The confluence of the introduction of this new insurance modality and a new hospital opening is promising.  A major criticism of the Seguro Popular (SP) has been that the program provides a package of insured services, but does not adequately address the fact that Mexico lacks the infrastructure to provide covered services to the entire population.  This has been a source of tension from the early days of SP, with health analysts arguing over the relative proportion of funding which should go to infrastructure versus expanding the package of covered services.  Undoubtedly, Mexico needs both high quality health infrastructure and a robust health insurance package. 

What Mexico does not need is yet more health programs with new names that are difficult to comprehend for the average citizen, and lack transparency for even the seasoned analyst.  So there is some concern about how exactly this Medical Insurance for a New Generation is going to work, how people are being signed up for it, and where the money is coming from.  Does the program simply tack on new benefits to SP or does it create a separate bureaucracy with its own resources? Are children signed up while their parents are denied services?  As far as I can tell, this information is not yet in the public domain.  It should be placed there as soon as possible.  Mexicans have a right to health care, as the president acknowledges, but they also ought to have a right to know who is providing it and how.

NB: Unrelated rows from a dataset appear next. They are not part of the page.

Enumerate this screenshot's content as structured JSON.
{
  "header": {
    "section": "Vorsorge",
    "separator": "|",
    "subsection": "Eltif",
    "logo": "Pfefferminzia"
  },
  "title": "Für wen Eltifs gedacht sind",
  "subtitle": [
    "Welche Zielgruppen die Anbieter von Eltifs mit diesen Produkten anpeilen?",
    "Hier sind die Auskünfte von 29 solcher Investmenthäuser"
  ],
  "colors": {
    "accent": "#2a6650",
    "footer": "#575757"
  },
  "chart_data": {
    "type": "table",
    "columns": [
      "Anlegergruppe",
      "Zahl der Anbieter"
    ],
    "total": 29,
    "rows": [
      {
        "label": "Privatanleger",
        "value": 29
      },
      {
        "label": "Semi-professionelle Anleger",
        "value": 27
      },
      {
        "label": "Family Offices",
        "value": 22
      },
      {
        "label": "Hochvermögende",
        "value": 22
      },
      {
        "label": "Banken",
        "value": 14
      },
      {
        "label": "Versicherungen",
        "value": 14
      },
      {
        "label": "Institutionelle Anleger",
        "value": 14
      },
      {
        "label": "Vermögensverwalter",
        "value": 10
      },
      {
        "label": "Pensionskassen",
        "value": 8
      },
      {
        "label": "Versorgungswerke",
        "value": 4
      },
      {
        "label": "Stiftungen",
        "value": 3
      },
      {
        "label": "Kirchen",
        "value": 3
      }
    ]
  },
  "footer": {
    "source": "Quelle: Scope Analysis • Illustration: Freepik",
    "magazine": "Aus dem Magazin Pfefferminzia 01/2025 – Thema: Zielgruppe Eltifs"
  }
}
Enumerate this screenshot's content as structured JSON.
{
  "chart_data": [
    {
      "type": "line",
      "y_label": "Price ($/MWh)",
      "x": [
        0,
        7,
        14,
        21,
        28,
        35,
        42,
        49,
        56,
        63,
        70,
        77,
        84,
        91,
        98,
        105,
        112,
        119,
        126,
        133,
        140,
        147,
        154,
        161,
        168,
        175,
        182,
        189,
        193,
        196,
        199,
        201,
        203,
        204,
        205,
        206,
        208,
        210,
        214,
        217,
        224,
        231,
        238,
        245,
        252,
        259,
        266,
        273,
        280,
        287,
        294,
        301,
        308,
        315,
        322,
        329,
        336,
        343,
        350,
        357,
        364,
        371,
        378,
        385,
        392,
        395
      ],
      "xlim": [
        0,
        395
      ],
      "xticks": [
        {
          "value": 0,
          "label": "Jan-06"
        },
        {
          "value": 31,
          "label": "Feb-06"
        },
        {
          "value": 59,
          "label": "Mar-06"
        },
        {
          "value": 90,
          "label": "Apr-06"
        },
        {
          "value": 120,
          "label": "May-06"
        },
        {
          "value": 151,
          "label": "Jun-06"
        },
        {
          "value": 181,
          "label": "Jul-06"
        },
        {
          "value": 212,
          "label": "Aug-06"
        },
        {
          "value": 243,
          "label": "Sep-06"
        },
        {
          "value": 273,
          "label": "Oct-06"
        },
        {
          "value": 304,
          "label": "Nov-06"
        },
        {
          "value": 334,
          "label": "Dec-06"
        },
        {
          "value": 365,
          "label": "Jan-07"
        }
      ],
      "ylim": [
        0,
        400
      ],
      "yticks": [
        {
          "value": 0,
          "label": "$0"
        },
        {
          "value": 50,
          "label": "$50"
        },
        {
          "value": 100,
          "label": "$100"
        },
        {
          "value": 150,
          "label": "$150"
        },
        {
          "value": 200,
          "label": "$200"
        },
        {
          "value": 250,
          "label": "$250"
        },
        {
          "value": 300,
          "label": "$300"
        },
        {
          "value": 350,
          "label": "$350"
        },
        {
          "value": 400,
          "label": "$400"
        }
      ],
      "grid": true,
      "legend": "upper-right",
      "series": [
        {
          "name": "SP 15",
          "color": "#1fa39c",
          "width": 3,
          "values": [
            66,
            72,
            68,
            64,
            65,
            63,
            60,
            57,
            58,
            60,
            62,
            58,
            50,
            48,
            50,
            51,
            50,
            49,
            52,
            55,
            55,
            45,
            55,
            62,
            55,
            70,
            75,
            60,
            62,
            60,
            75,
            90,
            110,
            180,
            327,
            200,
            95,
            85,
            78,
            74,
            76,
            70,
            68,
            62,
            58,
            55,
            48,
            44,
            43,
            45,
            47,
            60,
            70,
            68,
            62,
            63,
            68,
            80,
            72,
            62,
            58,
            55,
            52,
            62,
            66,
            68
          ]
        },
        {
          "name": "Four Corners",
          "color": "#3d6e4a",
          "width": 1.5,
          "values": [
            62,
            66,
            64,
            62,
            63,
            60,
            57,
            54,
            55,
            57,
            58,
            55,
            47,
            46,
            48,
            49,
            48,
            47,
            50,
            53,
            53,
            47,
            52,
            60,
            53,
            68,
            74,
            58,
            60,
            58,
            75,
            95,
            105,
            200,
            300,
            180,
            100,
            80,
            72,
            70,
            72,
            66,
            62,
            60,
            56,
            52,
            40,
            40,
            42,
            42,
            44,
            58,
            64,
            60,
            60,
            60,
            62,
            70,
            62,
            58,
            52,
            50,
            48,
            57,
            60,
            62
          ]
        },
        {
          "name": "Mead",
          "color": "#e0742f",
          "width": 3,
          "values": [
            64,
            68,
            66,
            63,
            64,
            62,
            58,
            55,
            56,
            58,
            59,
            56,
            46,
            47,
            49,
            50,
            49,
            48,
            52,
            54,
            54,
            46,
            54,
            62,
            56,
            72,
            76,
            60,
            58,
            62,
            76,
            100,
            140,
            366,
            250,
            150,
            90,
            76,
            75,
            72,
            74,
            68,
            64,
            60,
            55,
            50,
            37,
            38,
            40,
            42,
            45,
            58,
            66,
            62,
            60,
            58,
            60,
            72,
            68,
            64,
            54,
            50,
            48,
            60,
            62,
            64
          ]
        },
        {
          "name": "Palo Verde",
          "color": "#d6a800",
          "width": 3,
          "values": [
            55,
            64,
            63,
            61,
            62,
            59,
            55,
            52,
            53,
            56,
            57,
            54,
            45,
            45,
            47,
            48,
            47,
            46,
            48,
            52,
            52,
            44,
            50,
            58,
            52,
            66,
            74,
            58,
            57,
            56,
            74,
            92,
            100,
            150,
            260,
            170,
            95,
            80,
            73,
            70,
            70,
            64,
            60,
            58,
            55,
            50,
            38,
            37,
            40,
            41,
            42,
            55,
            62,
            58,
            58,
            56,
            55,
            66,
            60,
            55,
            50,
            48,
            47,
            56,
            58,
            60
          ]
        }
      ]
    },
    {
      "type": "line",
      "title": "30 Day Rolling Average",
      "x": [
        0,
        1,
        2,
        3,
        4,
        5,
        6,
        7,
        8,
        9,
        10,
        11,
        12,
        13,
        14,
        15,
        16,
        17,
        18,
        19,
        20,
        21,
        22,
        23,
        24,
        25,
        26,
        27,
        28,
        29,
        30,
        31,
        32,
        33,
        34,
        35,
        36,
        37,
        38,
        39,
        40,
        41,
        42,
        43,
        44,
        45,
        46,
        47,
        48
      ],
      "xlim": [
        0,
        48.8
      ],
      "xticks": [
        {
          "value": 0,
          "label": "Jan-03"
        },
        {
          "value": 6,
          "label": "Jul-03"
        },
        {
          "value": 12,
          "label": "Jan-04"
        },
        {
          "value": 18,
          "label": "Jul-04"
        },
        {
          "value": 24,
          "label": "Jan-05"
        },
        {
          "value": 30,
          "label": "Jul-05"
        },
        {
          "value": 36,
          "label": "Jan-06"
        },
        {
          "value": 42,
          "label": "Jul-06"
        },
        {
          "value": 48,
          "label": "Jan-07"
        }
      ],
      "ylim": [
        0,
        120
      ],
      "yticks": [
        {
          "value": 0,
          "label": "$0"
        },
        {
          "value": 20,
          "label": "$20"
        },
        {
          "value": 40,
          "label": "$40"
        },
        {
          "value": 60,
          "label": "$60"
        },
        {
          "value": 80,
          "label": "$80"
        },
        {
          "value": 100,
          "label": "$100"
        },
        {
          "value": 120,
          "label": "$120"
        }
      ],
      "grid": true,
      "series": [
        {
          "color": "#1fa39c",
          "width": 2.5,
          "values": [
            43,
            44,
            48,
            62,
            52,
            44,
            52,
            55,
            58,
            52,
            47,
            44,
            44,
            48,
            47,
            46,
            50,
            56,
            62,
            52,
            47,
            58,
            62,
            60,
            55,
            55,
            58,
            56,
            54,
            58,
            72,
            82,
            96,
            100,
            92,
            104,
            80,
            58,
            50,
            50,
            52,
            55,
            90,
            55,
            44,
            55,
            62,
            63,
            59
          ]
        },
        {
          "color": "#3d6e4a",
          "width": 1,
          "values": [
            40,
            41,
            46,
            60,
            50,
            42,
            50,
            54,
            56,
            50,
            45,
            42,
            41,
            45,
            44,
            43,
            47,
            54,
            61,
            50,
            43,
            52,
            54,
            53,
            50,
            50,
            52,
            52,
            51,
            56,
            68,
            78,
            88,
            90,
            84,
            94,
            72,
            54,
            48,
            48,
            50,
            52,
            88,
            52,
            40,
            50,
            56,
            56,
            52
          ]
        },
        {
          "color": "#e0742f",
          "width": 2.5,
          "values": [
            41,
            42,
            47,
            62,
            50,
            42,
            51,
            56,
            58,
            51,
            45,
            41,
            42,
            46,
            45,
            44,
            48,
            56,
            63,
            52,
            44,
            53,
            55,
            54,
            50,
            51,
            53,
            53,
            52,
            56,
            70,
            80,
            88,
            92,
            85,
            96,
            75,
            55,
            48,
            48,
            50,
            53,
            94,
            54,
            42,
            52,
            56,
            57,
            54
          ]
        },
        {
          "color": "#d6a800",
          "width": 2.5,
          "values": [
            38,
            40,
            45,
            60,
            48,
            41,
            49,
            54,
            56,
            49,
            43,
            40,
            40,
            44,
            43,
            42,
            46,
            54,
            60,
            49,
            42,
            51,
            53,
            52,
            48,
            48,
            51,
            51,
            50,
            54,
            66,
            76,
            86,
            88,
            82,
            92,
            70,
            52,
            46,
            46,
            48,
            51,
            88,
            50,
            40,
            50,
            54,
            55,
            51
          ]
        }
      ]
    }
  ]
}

An interesting twist to the introduction of this new Medical Insurance for a New Generation is that the Secretary of Health appears poised to try to use it to push forward health service contracting.  This part of the Seguro Popular has been largely a dead letter.  The 2003 health reform was supposed to open the public system up to both internal and external contracting for health services.  Put another way, the 2003 reform was supposed to create a true insurance scheme, in which Mexicans could use multiple providers with the same publicly provided insurance.  This has not happened.  However, in his speech at the opening of the Women's Hospital, Health Secretary José Ángel Córdova Villalobos said that he was in the process of finalizing contracts with all public sector and some NGO providers to offer the services covered by the new insurance for children. 

If that is true, then maybe this Medical Insurance for a New Generation will really live up to its name.  And then, Mexicans, accustomed to a long history of monopoly service provision, will finally have some choices about providers.